Several people said 18-year-olds who are able to vote, pay taxes, go to war, sign contracts, make adult decisions and face adult consequences, should also have the choice to buy tobacco products.
Dwight Mengel, of Ithaca, said he completely acknowledges the hazards of smoking. However, he said he remembers when he was 18, his friends were being sent to Vietnam.
“I wonder what we ask of our 18-year-olds. They graduate from high school. They can either go on, they can pursue other occupations, they can go on and fight in the military,” Mengel said. “I really want us to think about, what does this coming to an age of adulthood mean? And I think it means can you exercise choices — even really wrong choices, and even really bad choices — but to be able to exercise choice.”
Legislator Anna Kelles, D-Ithaca, has said she supports raising the purchasing age from a public health standpoint. In a previous interview with The Ithaca Voice, Kelles said three years does make a difference, and people are much more likely to be a smoker for life if they begin smoking while their brain is still developing.

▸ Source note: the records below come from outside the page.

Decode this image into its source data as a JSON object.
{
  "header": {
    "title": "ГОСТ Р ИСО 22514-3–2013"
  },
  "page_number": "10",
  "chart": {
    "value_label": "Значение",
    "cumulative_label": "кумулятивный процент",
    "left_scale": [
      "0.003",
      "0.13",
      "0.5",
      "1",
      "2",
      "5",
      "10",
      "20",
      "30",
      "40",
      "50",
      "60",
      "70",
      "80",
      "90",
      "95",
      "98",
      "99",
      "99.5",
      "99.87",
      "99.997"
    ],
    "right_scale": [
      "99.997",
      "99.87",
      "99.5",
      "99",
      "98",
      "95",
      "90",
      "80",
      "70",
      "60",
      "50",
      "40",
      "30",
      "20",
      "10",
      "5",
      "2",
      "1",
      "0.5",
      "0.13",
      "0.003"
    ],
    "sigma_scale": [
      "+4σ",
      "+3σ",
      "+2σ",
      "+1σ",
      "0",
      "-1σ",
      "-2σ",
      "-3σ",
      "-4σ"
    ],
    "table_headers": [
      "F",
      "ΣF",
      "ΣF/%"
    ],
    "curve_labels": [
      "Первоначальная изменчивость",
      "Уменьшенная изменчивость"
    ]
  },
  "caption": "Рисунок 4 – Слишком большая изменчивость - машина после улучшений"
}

An Institute of Medicine report from 2015 projected that if the minimum legal age is raised to 21, the tobacco use initiation rate would decrease by about 15 percent for youth under 15, by 25 percent for youth ages 15 to 17 and by a little more than 15 percent for ages 18 to 20.
The study projects that if the minimum age were raised today, by the time teenagers were adults, there would be a 12 percent decrease in the prevalence of tobacco use among those adults. Though changing the purchasing age to 21 will primarily affect people between the ages of 18 and 21, the study still concludes that the largest reduction in initiation of tobacco use will occur between teenagers ages 15 to 17.
Though voting on the proposed local law was initially on the agenda, Kelles pulled the resolution from the agenda so legislators could have more time to mull comments and read materials provided by the public. The resolution is expected to resurface in two weeks at the next Tompkins County Legislature meeting.